Getting to TRA, we see that their stock has dropped over 20% in recent months as they are having trouble with getting past the stock price around 50. Their forward PE of 9.65 not only is inexpensive, but could be a point where a blowout occurs. The farm report this month could be what drives it, if not it is a must own before next earnings. They have beaten the Street's consensus for the last three quarters and the next two quarters look to be something the company can crush. Even more peculiar is the revenue and earnings estimates for next year. Fertilizer pricing has been relatively consistent for years and now it looks for a larger breakout. Commodity bull runs on average last 14 years, this means that we are only about half way done. If this holds true we should still see escalating prices over that period. With sales growth estimated at a mere 17% this quarter and nitrogen pricing increase over 50% it seems this company is priced quite low with respect to demand. They also produce methanol which is a key component for gasoline which should see pricing increases going forward.





First quarter results were quite good.

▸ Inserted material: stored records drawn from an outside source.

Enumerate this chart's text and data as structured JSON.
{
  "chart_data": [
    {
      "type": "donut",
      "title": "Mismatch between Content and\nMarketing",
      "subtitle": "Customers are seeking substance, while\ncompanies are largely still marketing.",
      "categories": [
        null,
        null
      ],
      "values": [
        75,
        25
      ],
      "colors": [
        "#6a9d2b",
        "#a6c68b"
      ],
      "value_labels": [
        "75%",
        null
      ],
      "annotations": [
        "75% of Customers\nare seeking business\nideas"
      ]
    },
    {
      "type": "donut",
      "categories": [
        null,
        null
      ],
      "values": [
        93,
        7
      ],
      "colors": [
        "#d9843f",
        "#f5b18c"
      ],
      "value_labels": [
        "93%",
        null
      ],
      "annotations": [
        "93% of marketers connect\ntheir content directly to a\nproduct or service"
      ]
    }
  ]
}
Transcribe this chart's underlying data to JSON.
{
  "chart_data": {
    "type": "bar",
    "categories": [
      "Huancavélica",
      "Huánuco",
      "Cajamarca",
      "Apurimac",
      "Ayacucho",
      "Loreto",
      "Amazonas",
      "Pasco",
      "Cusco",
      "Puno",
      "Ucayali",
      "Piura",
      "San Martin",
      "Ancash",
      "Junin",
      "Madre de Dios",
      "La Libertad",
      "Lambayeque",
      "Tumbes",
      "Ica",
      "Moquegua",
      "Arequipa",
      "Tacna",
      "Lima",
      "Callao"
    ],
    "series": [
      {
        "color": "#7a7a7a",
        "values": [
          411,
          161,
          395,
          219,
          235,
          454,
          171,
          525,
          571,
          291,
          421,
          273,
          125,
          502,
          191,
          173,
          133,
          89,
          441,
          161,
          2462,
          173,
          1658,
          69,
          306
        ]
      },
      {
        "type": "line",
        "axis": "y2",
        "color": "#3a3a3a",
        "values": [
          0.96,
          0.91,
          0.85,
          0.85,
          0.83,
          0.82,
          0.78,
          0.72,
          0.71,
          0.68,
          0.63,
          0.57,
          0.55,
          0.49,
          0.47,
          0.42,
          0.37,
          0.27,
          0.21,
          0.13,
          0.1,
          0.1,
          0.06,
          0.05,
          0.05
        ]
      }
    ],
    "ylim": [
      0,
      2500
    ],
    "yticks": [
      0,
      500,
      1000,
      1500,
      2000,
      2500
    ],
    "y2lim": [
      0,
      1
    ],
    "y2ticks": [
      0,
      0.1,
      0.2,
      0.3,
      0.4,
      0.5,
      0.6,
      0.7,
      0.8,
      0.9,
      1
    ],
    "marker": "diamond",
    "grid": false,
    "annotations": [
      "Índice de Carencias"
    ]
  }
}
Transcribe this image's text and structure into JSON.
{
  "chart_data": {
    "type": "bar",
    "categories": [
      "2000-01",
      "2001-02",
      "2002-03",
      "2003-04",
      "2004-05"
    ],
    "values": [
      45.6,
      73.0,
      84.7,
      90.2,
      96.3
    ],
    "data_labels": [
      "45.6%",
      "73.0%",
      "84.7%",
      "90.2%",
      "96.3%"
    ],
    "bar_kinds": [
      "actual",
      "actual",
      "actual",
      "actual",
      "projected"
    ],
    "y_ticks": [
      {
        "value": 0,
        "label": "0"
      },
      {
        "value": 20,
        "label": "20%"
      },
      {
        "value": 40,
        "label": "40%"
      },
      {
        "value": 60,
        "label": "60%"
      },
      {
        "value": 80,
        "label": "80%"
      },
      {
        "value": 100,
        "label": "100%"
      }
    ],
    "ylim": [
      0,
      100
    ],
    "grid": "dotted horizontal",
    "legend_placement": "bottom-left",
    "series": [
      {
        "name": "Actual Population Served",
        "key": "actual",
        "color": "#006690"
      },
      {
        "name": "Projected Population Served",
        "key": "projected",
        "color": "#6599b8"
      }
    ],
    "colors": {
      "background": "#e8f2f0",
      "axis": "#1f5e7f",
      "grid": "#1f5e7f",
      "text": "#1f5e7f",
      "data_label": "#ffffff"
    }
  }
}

Operating income was up 150%. North American revenues were up 40%. Pricing increases with respect to agricultural chemicals were up anywhere from 37% to 54%. Inventory draw downs of wheat should stimulate pricing further with respect to nitrogen applications. This is important as weather not only has shortened the corn season, but the late frost destroyed some of the corn crop which can be converted to wheat. There should be a decrease in natural gas costs in the second and third quarter as they have placed hedges. It is also important to remember that they should be able to increase revenues through their UK project called GrowHow and most of their products are sold the year before as customers try to hedge costs, which should not decrease sales volumes as much as expected.





The current chart is still bearish with a trend to $30, so I would wait until the stock breaks out. I believe you can buy this stock at $45 short term, or now long term on any dip as AGU's earnings pushed the stock up on May 2nd. 2008 earnings, I believe, will be around $5.29 per share this year. This should generate a price target for the full year of $74 at a PE of 14. I believe after the pullback this is more than achievable barring any surprises with respect to costs. Look for the stock to reach $45 by the end of the quarter.